Lehigh Valley co-sponsors artist’s socially conscious 'Heroes' exhibit

Bart Cooper stands with students at art exhibit

Penn State Lehigh Valley is among the sponsors of artist Bart Cooper's "Heroes" exhibit at Bethlehem's Banana Factory Arts Center. PSU-LV faculty member Elizabeth Flaherty, pictured far left, and several students met Cooper, in tuxedo, at a recent reception for the exhibit. 

 

Credit: Penn State Lehigh Valley

CENTER VALLEY, Pa. – Penn State Lehigh Valley has thrown its support behind a new art exhibition that celebrates iconic women of color as comic book superheroes.

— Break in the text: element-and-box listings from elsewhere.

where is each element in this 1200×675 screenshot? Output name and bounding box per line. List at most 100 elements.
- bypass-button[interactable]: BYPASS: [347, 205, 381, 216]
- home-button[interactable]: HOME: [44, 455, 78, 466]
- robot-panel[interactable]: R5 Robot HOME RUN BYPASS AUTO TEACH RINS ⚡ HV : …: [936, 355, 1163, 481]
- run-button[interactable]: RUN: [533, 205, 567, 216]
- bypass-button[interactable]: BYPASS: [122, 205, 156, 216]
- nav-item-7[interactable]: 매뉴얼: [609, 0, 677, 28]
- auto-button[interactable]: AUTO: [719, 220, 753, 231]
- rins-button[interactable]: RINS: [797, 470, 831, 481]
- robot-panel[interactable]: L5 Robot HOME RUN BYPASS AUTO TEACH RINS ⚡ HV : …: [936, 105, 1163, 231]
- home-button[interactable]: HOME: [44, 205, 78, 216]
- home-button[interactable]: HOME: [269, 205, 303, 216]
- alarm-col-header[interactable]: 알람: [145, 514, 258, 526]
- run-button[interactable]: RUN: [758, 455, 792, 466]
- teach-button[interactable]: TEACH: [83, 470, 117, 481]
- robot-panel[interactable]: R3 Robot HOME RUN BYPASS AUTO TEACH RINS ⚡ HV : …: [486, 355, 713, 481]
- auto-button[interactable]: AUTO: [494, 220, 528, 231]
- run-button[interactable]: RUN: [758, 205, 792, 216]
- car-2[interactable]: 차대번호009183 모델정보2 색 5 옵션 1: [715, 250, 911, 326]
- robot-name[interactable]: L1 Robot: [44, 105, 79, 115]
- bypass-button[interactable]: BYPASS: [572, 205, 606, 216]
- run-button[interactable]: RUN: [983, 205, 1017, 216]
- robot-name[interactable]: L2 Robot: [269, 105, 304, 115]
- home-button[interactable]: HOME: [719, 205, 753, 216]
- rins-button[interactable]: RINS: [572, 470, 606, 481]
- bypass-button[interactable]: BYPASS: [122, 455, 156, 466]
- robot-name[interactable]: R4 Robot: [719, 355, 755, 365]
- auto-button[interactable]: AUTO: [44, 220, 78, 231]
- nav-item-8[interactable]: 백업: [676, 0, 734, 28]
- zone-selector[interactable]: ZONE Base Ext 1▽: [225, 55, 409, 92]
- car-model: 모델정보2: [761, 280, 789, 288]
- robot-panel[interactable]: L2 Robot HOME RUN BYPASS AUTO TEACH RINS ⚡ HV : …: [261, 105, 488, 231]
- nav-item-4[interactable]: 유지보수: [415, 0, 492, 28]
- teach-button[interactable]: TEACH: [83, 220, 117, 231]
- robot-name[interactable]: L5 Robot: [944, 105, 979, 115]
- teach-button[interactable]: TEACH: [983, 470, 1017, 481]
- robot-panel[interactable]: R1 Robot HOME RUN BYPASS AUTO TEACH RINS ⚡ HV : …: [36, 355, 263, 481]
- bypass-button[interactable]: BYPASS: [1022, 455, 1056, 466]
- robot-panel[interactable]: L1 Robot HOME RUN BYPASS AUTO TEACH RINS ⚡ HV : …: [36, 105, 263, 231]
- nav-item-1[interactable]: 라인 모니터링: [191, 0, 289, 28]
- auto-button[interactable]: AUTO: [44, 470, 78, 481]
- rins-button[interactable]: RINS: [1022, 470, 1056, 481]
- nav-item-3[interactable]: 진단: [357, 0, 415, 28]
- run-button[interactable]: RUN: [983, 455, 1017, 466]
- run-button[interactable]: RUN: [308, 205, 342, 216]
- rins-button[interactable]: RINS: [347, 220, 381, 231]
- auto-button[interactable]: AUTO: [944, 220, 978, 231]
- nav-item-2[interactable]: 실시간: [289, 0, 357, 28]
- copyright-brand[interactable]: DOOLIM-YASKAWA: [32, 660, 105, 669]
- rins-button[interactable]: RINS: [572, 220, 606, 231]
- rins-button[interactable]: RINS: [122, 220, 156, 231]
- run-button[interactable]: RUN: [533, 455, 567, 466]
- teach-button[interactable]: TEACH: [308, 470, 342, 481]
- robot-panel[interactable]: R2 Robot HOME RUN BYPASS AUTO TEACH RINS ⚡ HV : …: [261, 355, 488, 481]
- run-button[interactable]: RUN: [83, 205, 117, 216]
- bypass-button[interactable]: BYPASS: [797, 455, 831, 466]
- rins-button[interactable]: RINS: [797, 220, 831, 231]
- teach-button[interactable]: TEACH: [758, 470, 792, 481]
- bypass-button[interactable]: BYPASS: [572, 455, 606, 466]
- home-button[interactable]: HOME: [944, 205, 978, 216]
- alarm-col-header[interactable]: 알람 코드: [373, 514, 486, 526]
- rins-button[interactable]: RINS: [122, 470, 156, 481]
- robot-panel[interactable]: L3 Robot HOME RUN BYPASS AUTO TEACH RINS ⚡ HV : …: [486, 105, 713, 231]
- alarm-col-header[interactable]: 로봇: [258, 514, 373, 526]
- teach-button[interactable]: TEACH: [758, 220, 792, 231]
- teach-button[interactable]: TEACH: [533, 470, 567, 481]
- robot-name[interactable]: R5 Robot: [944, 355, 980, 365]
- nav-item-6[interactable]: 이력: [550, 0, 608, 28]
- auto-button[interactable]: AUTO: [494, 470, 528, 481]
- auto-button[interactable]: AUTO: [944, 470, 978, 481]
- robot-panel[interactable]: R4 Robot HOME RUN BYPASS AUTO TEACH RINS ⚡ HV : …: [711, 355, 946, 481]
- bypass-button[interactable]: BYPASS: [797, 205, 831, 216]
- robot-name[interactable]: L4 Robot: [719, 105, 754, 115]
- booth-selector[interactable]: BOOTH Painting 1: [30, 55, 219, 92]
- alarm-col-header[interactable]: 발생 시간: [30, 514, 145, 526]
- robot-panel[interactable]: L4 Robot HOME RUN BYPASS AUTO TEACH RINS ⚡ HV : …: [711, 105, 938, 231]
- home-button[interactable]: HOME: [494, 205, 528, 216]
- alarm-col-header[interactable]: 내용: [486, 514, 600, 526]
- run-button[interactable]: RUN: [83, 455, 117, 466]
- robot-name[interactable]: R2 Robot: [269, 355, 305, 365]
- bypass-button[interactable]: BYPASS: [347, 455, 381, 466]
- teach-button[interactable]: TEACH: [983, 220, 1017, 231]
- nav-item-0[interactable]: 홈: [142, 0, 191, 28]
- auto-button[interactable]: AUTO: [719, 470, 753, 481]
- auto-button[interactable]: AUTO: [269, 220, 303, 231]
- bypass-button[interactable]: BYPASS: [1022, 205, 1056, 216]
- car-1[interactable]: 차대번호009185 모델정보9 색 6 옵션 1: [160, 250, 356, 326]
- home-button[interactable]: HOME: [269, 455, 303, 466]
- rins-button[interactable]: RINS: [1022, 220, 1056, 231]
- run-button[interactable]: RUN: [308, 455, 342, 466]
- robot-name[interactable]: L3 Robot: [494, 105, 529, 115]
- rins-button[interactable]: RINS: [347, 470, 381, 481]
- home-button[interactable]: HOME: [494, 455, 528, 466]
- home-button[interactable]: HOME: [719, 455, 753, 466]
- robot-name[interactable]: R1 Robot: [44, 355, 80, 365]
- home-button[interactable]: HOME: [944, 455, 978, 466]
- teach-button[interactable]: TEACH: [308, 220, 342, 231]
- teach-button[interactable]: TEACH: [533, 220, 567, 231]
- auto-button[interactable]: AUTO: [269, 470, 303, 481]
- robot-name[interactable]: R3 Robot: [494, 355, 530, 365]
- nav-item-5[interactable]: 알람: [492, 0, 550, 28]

The campus is among the sponsors of artist Bart Cooper’s exhibit, “Heroes: My Heroes Actually Have Superpowers,” which is on display through May 22 in the Crayola Gallery of Bethlehem’s Banana Factory Arts Center.

Members of the campus community turned out for an artist’s reception at the gallery, including several students, Chancellor Tina Q. Richardson, Director of Academic Affairs Anibal Torres Bernal, Gallery Director and Arts Coordinator Ann Lalik, and Associate Teaching Professor of Arts Administration and Honors Program Coordinator Elizabeth Flaherty. A few days later, Cooper met with a group of campus students at the gallery.  

A Lehigh Valley native who now lives in Los Angeles, Cooper came up with the idea for the exhibit a few years ago following a conversation with a young man who couldn’t identify Harriet Tubman by name, yet could immediately identify and name Superman.

This interaction was a revelation for Cooper, who used it to reflect on “the disparity between our recognition of popular culture’s fictitious heroes versus those who actually exist,” according to the exhibit’s publicity materials.

With that, Cooper created “Heroes,” a series of 10, 48-by-48-inch mixed media works depicting its subjects as DC and Marvel superheroes, along with well-known quotes attributed to the subjects. The group includes Tubman as Superman, Oprah Winfrey as Captain America, Rosa Parks as Iron Man, Nina Simone as Wonder Woman, Angela Davis as the Punisher, and Henrietta Lacks as the Incredible Hulk.

“Their struggles, their trials and tribulations, their willingness to fight through showed strength and resilience. These people had powers and practiced them rigorously, and not only for themselves, but for others,” Cooper said in his artist statement for the exhibit.

At the exhibit opening, Cooper said it was always his goal to bring the show to the Lehigh Valley.

“To see this show being done here, to see all my Lehigh Valley people and family experience ‘Heroes,’ it definitely melts my heart,” he said. “Some people asked me, ‘Why women?’ It’s because I was raised by strong women who instilled so many things in me.”